Après 1914, l’évolution est plus marquée. Les écrivains de l’heure, ceux dont les oeuvres dépassent le simple exercice littéraire, Madame Yvette Gouin, Marie-Claire Daveluy, Henri Letondal, Léopold Houle ont donné à la scène une quarantaine d’oeuvres. Leurs réserves accumulées d’étude des classiques et des modernes, d’un apprentissage de la scène et aussi des conseils de comédiens d’experience, professionnels comme amateurs ont été certes profitables à un mouvement en faveur d’un théâtre canadien. Ernest Pallascio Morin, Jean Desprez (Laurette Larocque Auger), Claude Henri Grignon, Henry Deyglun, Robert Choquette, Philippe Panneton ont vu leurs oeuvres portées à l’écran avec quelque succès. Notre théâtre canadien n’a pas l’envolée cornélienne, ni le grand style de la Maison de Ivlolière, ni des études de caractères très poussées. Mais il possède une certaine facilité de dialogue, quelque sens de l’émotion et certaines ressources au point de vue scénique. Dans l’ensemble, ces oeuvres valent plutôt à la lecture que sur le plateau. En les retouchant, comme on le fait dans le cas de pièces adaptées à la radio, elles obtiendraient sans doute la faveur du public. L'oeuvre dramatique est la résultante, harmonieuse de quatre forces parfaitement conjugées: l'auteur, le critique, le metteur en scène et l'acteur. Cette combinaison, possible de nos jours avec des sociétés telles que Radio-Canada et les Compagnons de St-Laurent, n'a vraiment sa valeur que par la pensée créatrice qui s'exercera sur l'observation, ayant à son service un solide métier et une écriture propre. - Or la première faiblesse de nos auteurs c'est de croire que leur oeuvre doit être sans lendemain. À cause de ce manque de foi, ils se contentent du provisoire de la pochade, de l'essai; ils s'en tiennent au bâclé, au cliché plutôt qu'à l’image, au livresque plutôt qu'à la vie. - L'oeuvre d'art ne peut exister sans une religion de l'idéal. Les maîtres de la pensée française n'ont jamais professé d'autre croyance, et plus près de nous voici comment Andre Gide exprimait cette même conviction qu'il fallait écrire non pour réussir mais pour durer «Je ne prétends gagner mon procès qu'en appel. Je n'écris que pour être relu.»

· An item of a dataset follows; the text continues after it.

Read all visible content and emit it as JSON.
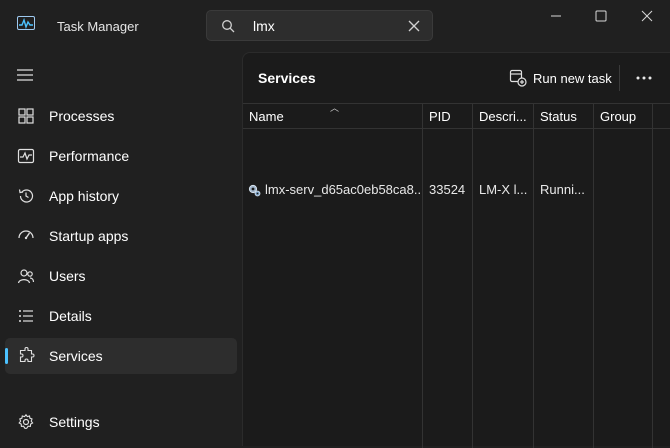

«La patrie, dans son orgueil et dans ses folles émotions de mère presse sur son sein le sublime enfant qui d'un seul coup de son aile de poète, vient de la placer dans le monde des lettres à côté de la nation la plus avancée de la terre... Son grand drame historique, «Papineau», vient de la placer au premier rang des auteurs du genre... La plus grande difficulté sera peut-être de savoir qui des deux fut le plus grand patriote, ou du héros ou de l'auteur... S'il était possible pour un homme de s'abimer sous le poids de sa propre gloire, M. Fréchette avait de quoi s'abimer.» (Extrait d'un journal de l'époque, appréciant l'oeuvre de Louis Fréchette).